After 72-h stimulation of ADSC with SSc sera, the gene expression levels of the adipocytic markers PLIN1 (perilipin-1) and ADIPOQ (adiponectin) assessed by quantitative Real-Time PCR were significantly decreased compared with either cells in basal conditions or cells treated with healthy sera (p < 0.001 for both comparisons) (Figure 2). In parallel, we detected a significant upregulation of genes encoding mesenchymal/myofibroblast markers, including ACTA2 (α-SMA), S100A4 (fibroblast-specific protein-1), COL1A1 and COL1A2 (α1 and α2 chains of type I collagen) in ADSC challenged with SSc sera (p < 0.001 vs. basal and healthy serum-treated ADSC for all genes) (Figure 2). As expected, treatment of ADSC with recombinant human TGFβ1 significantly downregulated both PLIN1 and ADIPOQ and upregulated ACTA2, S100A4, COL1A1, and COL1A2 gene expression levels (Figure 2).

Figure 2.

Figure 2

Treatment with systemic sclerosis (SSc) serum induces changes in gene expression levels of adipocytic and mesenchymal/myofibroblast markers in normal human adipose-derived stem cells (ADSC). ADSC were treated for 72 h with recombinant human transforming growth factor-β1 (TGFβ1; 10 ng/mL), 10% serum from healthy individuals (n = 6) or 10% serum from patients with early diffuse cutaneous SSc (n = 6) and subsequently assayed for mRNA expression levels of PLIN1 (perilipin), ADIPOQ (adiponectin), ACTA2 (α-smooth muscle actin), S100A4 (fibroblast-specific protein-1), COL1A1 and COL1A2 (α1 and α2 chains of type I collagen, respectively) by quantitative Real-Time PCR. 18S ribosomal RNA was measured as an endogenous control for normalization. For each gene, the mRNA expression in basal cells was set to 1; the other results are expressed as x-fold increase/decrease over basal response. Bars represent the mean ± SEM. Results are representative of three independent experiments performed with three ADSC lines. Statistical analysis was carried out with Student’s t-test. * p < 0.001 vs. basal and healthy serum.

These differences were maintained at the protein level as assessed by immunofluorescence and immunoblotting analyses of adipocytic and mesenchymal/myofibroblast markers in cells stimulated with sera for 96 h (Figure 3A,B).

Figure 3.

Figure 3

Treatment with serum from patients with systemic sclerosis (SSc) induces changes in protein expression levels of adipocytic and mesenchymal/myofibroblast markers in normal human adipose-derived stem cells (ADSC).

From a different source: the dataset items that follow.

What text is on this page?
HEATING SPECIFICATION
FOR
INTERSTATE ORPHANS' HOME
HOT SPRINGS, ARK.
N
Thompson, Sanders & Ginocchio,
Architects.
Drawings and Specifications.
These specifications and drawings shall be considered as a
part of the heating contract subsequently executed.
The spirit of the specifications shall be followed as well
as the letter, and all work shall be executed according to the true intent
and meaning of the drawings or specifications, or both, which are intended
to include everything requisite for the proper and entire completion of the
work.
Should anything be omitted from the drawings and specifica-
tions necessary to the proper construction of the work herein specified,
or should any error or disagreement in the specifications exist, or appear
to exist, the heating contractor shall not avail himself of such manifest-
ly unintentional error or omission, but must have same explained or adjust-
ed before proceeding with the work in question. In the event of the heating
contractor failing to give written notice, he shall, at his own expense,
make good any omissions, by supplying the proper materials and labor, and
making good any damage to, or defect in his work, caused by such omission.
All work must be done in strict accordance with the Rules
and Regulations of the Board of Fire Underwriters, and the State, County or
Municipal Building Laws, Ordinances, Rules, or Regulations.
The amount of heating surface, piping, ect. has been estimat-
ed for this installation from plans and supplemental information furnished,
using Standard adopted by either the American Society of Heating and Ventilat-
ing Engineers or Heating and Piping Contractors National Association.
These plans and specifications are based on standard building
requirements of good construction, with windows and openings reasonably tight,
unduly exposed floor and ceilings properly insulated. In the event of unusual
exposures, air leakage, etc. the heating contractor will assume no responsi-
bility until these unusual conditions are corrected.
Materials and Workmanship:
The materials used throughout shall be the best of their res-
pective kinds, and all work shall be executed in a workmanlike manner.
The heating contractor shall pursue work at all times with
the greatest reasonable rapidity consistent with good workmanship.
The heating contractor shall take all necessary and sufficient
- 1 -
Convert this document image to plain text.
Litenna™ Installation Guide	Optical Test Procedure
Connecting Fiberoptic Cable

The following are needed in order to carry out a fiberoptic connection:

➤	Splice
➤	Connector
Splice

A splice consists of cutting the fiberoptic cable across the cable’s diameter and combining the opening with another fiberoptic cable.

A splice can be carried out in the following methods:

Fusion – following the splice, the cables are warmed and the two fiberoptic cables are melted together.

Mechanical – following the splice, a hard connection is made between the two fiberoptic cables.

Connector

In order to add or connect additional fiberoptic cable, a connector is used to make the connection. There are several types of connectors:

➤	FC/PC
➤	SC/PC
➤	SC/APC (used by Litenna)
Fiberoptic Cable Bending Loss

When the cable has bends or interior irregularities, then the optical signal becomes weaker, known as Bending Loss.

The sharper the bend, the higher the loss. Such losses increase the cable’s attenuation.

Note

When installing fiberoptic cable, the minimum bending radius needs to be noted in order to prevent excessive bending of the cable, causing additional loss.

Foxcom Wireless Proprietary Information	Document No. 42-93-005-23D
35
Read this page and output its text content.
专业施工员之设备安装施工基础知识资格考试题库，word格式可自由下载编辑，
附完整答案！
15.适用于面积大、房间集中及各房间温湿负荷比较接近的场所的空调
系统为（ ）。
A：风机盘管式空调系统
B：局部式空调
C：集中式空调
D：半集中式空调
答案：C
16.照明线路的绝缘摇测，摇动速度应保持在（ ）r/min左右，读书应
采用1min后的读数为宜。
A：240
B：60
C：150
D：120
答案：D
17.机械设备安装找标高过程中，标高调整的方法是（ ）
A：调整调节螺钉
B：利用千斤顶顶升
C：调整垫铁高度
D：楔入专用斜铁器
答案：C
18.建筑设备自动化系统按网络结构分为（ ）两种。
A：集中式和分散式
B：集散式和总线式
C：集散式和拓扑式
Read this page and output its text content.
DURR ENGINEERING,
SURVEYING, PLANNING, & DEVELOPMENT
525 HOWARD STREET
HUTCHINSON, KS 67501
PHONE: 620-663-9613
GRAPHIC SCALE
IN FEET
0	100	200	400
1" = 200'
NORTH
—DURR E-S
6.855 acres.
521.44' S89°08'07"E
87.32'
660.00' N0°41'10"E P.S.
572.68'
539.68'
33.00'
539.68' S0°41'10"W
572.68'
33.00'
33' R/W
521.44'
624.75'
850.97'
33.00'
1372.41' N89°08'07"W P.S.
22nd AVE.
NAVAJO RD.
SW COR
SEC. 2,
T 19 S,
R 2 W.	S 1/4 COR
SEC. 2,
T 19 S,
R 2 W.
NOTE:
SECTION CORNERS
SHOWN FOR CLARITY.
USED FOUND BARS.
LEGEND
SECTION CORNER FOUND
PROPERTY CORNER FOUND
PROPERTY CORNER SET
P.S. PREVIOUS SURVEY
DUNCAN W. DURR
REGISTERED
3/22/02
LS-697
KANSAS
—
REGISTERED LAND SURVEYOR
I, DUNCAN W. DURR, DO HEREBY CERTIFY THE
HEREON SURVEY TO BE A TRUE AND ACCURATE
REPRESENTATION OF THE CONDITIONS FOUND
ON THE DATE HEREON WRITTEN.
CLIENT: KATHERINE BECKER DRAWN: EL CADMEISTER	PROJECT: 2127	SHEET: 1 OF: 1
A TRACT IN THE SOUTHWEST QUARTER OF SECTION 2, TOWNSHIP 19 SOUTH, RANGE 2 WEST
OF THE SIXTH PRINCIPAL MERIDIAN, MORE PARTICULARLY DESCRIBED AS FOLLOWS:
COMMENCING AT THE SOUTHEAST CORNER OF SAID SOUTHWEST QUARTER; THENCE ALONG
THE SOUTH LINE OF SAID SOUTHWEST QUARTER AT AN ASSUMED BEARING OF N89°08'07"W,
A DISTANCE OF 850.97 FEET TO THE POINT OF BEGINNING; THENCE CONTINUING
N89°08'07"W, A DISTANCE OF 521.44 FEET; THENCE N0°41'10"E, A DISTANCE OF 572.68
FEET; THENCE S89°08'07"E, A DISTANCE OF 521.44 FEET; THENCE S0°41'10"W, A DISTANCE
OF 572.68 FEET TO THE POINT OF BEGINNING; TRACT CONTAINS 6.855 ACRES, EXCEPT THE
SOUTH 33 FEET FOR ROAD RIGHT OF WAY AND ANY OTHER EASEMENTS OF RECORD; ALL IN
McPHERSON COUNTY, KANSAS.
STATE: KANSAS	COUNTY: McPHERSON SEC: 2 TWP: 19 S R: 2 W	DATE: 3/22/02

ADSC were treated for 96 h with recombinant human transforming growth factor-β1 (TGFβ1; 10 ng/mL), 10% serum from healthy individuals (n = 6) or 10% serum from patients with early diffuse cutaneous SSc (n = 6) and subsequently assayed for protein expression levels of adipocytic markers (perilipin and adiponectin) and mesenchymal/myofibroblast markers (α-smooth muscle actin (α-SMA), type I collagen and S100A4/fibroblast-specific protein-1). (A) Representative fluorescence microphotographs showing ADSC double immunostained for perilipin (red) and α-SMA (green), perilipin (red) and type I collagen (green), and adiponectin (green) and S100A4 (red) are shown in the upper, middle and lower panels, respectively. Nuclei are counterstained with 4′,6-diamidino-2-phenylindole (DAPI; blue). Treatment of ADSC either with SSc sera or TGFβ1, but not with healthy sera, induces downregulation of perilipin and adiponectin in parallel with an increase in α-SMA+ stress fibers, type I collagen and S100A4. Scale bar = 50 μm. (B) Representative immunoblots are shown. α-tubulin was measured as a loading control. Results are representative of three independent experiments performed with three ADSC lines. The densitometric analysis of the bands normalized to α-tubulin is reported in the histograms. Data are mean ± SEM of optical density. Student’s t-test was used for statistical analysis. * p < 0.001 vs. basal and healthy serum for each protein.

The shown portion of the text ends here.